Tidak heran Kolonel Jilva begitu marah. Setiap orang yang berkumpul di sini adalah anggota faksinya—bisa dikatakan tangan dan kakinya. Namun, seorang letnan dua telah mengancamnya di depan mereka. Mayor Simant dan perwira lainnya juga masih tercengang melihat keberanian letnan dua itu.
Namun, Kapten Lorenzo, yang mengenal letnan dua lebih baik daripada yang lain, menjawab dengan tenang. “…Seperti itulah pria bernama Hazen Heim itu.
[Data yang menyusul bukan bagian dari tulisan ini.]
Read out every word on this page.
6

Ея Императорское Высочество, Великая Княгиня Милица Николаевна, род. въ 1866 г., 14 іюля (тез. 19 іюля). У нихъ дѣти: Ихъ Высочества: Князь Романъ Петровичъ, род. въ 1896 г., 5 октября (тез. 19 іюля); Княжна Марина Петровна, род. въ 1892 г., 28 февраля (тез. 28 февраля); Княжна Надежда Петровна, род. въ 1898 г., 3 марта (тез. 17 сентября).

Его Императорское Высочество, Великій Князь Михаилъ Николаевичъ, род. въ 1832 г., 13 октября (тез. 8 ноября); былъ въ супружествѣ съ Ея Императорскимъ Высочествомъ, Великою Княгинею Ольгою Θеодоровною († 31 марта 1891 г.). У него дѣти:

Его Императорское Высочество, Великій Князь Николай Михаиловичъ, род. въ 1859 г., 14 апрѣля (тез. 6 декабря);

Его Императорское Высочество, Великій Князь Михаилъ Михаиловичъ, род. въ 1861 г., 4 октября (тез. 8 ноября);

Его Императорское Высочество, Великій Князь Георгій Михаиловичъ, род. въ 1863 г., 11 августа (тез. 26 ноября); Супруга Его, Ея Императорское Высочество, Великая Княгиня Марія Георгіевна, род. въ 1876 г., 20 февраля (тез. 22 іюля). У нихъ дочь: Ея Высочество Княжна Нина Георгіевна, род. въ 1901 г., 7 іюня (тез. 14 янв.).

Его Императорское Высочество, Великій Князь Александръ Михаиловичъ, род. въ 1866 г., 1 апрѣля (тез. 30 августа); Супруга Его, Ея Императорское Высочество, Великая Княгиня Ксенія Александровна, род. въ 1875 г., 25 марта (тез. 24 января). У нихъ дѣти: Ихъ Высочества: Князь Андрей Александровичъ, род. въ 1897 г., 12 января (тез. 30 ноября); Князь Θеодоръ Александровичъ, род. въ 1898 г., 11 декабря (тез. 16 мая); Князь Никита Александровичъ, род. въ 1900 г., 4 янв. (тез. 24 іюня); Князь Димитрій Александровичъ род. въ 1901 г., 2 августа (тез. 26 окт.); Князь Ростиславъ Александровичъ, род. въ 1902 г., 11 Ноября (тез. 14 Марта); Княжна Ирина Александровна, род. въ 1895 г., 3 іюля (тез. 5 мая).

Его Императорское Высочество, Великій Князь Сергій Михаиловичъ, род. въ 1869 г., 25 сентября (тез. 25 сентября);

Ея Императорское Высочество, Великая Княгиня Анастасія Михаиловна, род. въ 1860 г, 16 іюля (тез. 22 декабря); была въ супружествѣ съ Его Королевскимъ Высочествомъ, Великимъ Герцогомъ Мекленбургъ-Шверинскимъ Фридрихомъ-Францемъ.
Baik itu di depan musuh, sekutu, atasan, seluruh hierarki atas… dan bahkan Yang Mulia Kaisar, dia akan tetap berpegang pada prinsipnya. Dia adalah orang yang seperti itu.”
“Prinsip yang luar biasa! Itu hanya rasa tidak hormat! Egoisme murni!”
“……”
Kapten Lorenzo dengan tenang memperhatikan Kolonel Jilva yang marah. Bagaimana dia menenangkannya? Dia tidak bisa memikirkan ide yang bagus.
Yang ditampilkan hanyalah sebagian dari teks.